Thursday June 3, 2021
A West Coast friend and I converse on Zoom. We each come away from the conversation with our heads full of leads and recommendations. Both of us are interested in decoloniality. Words linger in the air and on the page, and “decoloniality” is one of them, not least because this friend and I have been watching Raoul Peck’s new documentary miniseries Exterminate All the Brutes. Arrows of time point toward the works of Peruvian sociologist Aníbal Quijano and Colombian-American anthropologist Arturo Escobar.

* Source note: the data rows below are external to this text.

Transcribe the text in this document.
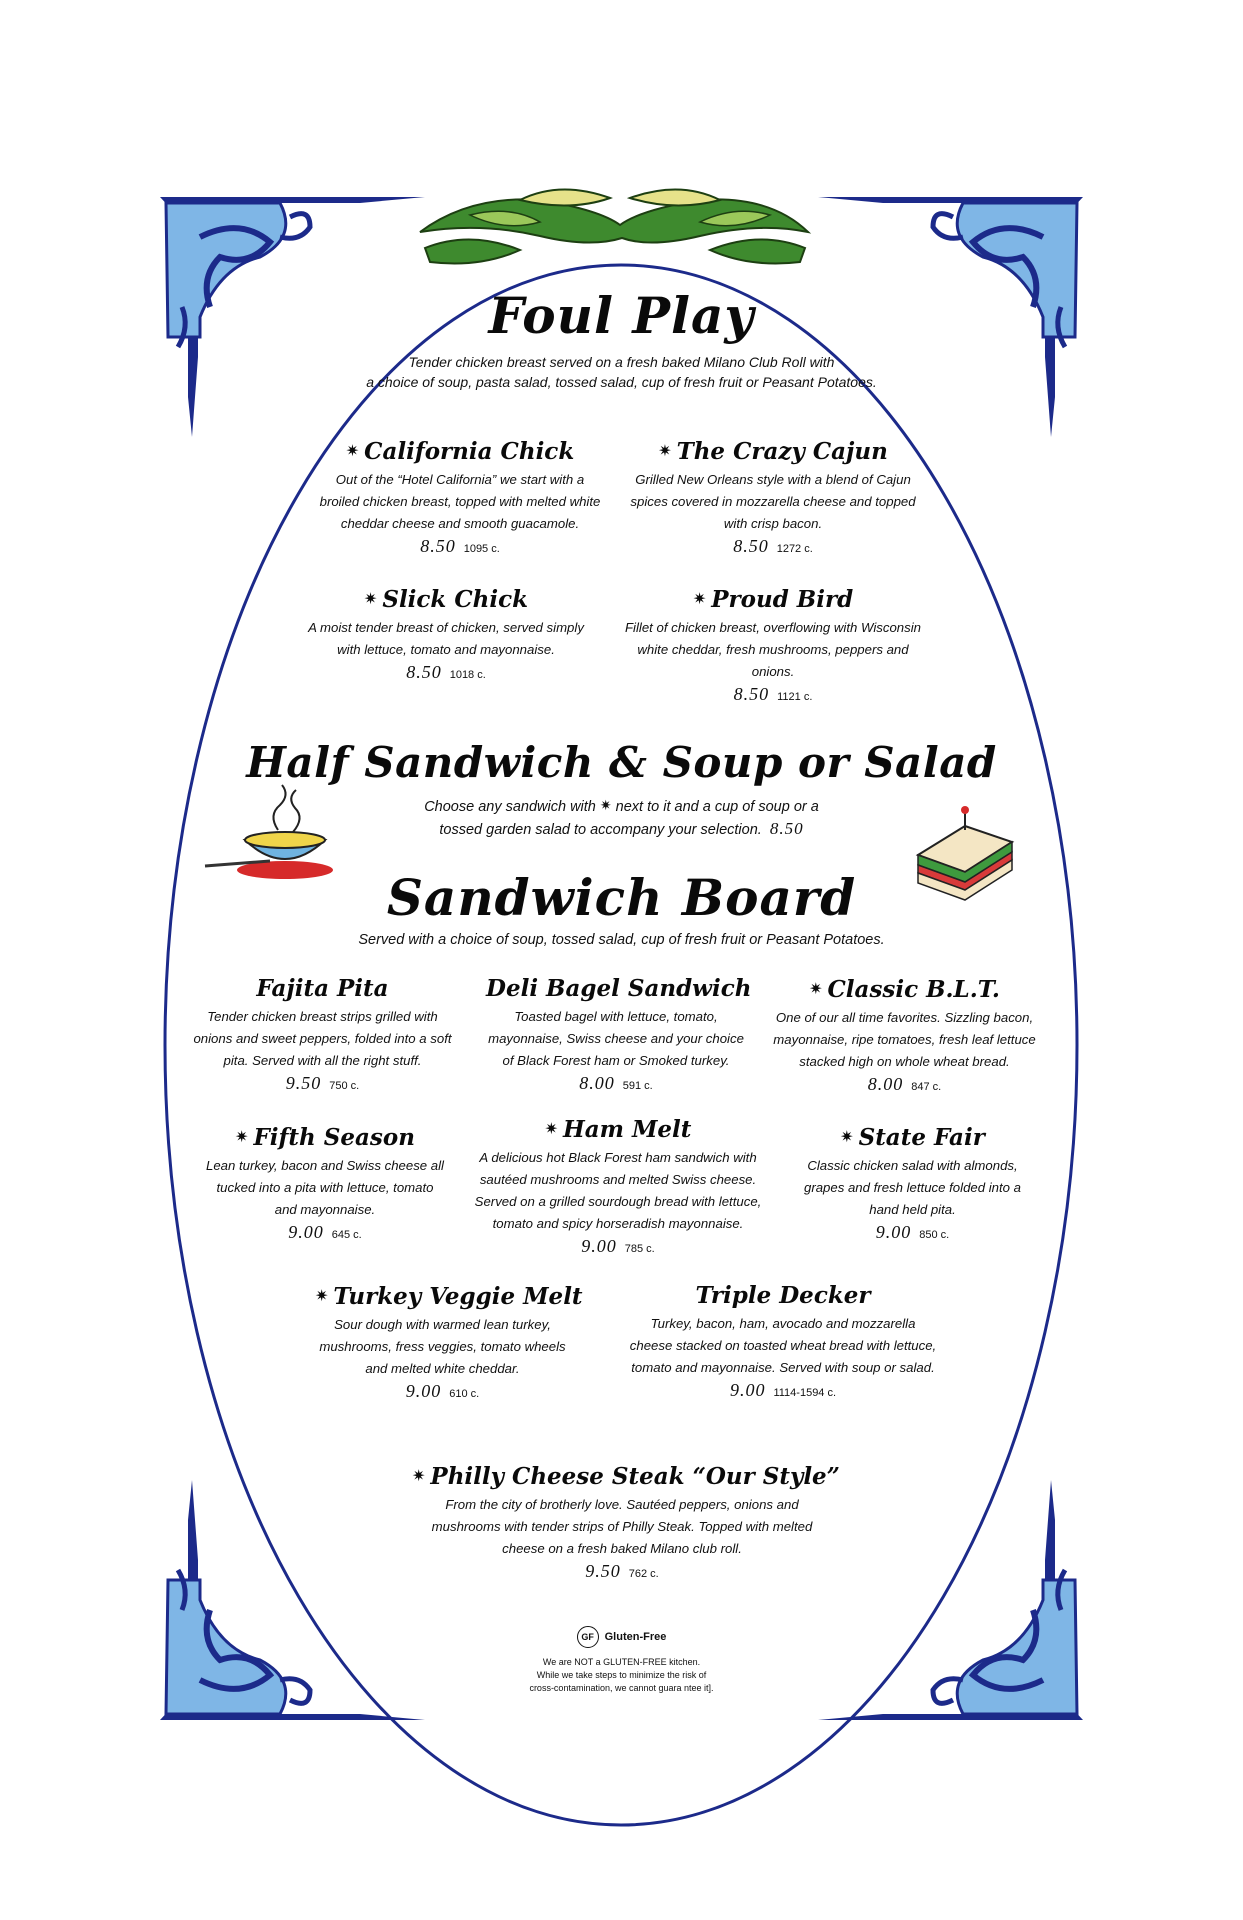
Foul Play
Tender chicken breast served on a fresh baked Milano Club Roll with
a choice of soup, pasta salad, tossed salad, cup of fresh fruit or Peasant Potatoes.
✷ California Chick
Out of the “Hotel California” we start with a broiled chicken breast, topped with melted white cheddar cheese and smooth guacamole.
8.50 1095 c.
✷ The Crazy Cajun
Grilled New Orleans style with a blend of Cajun spices covered in mozzarella cheese and topped with crisp bacon.
8.50 1272 c.
✷ Slick Chick
A moist tender breast of chicken, served simply with lettuce, tomato and mayonnaise.
8.50 1018 c.
✷ Proud Bird
Fillet of chicken breast, overflowing with Wisconsin white cheddar, fresh mushrooms, peppers and onions.
8.50 1121 c.
Half Sandwich & Soup or Salad
Choose any sandwich with ✷ next to it and a cup of soup or a
tossed garden salad to accompany your selection. 8.50
Sandwich Board
Served with a choice of soup, tossed salad, cup of fresh fruit or Peasant Potatoes.
Fajita Pita
Tender chicken breast strips grilled with onions and sweet peppers, folded into a soft pita. Served with all the right stuff.
9.50 750 c.
Deli Bagel Sandwich
Toasted bagel with lettuce, tomato, mayonnaise, Swiss cheese and your choice of Black Forest ham or Smoked turkey.
8.00 591 c.
✷ Classic B.L.T.
One of our all time favorites. Sizzling bacon, mayonnaise, ripe tomatoes, fresh leaf lettuce stacked high on whole wheat bread.
8.00 847 c.
✷ Fifth Season
Lean turkey, bacon and Swiss cheese all tucked into a pita with lettuce, tomato and mayonnaise.
9.00 645 c.
✷ Ham Melt
A delicious hot Black Forest ham sandwich with sautéed mushrooms and melted Swiss cheese. Served on a grilled sourdough bread with lettuce, tomato and spicy horseradish mayonnaise.
9.00 785 c.
✷ State Fair
Classic chicken salad with almonds, grapes and fresh lettuce folded into a hand held pita.
9.00 850 c.
✷ Turkey Veggie Melt
Sour dough with warmed lean turkey, mushrooms, fress veggies, tomato wheels and melted white cheddar.
9.00 610 c.
Triple Decker
Turkey, bacon, ham, avocado and mozzarella cheese stacked on toasted wheat bread with lettuce, tomato and mayonnaise. Served with soup or salad.
9.00 1114-1594 c.
✷ Philly Cheese Steak “Our Style”
From the city of brotherly love. Sautéed peppers, onions and mushrooms with tender strips of Philly Steak. Topped with melted cheese on a fresh baked Milano club roll.
9.50 762 c.
GF Gluten-Free
We are NOT a GLUTEN-FREE kitchen.
While we take steps to minimize the risk of
cross-contamination, we cannot guara ntee it].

The story of Henry Box Brown intersects with this line of inquiry, as does the story of the Otolith Group.
Wednesday June 2, 2021
Kim Stanley Robinson has written far too many books of a similar nature to be of much interest to me here in 2021, I think to myself as I survey the many books of his that I’ve purchased and read these last twenty years. I read Red Mars in a graduate seminar in the first years of the new millennium. His Mars trilogy was the focus of the final chapter of my dissertation. Is there a way to salvage that older project? Could I write a preface introducing it as a document retrieved from a time capsule? The author-self writing in 2021 is “a person of the future” compared to the version of me who wrote the dissertation. I live amid the time about which he wrote, in a world other than the ones he and others imagined. And Robinson, meanwhile, has only grown in the time since more boosterish and grotesque in his optimism about science and technology. His commitment to “science fiction” leaves his imagination bereft of magic.
Tuesday June 1, 2021
We buy varieties of veggies and herbs plus a blackberry bush and a fig tree from a local nursery. Seedlings, mostly, though also some packets of seed. With a bit of digging, we plant these. With a bit more, I unearth several classic Blue Note jazz LPs on CD in the bins at Goodwill: Sonny Rollins’s A Night at the Village Vanguard, Freddie Hubbard’s Hub-Tones, and John Coltrane and the Thelonious Monk Quartet’s Live at the Five Spot: Discovery! Welcome additions, all.
Monday May 31, 2021
“Planning” rather than “policy.” Planning is people power. All of us can plan. Fred Moten and Stefano Harney draw this distinction in their book The Undercommons: Fugitive Planning & Black Study. Planning means learning about vegetables that grow in heat, as we’re planting late here at the start of June. Sweet potatoes, peppers, sunflowers. Zucchini and summer squash. Okra, green beans, eggplants, cucumbers, tomatoes, mustard greens, spinach, corn, and Swiss chard. Other vegetables will fare best if we plant them later, at summer’s end. Radishes, for instance. Carrots.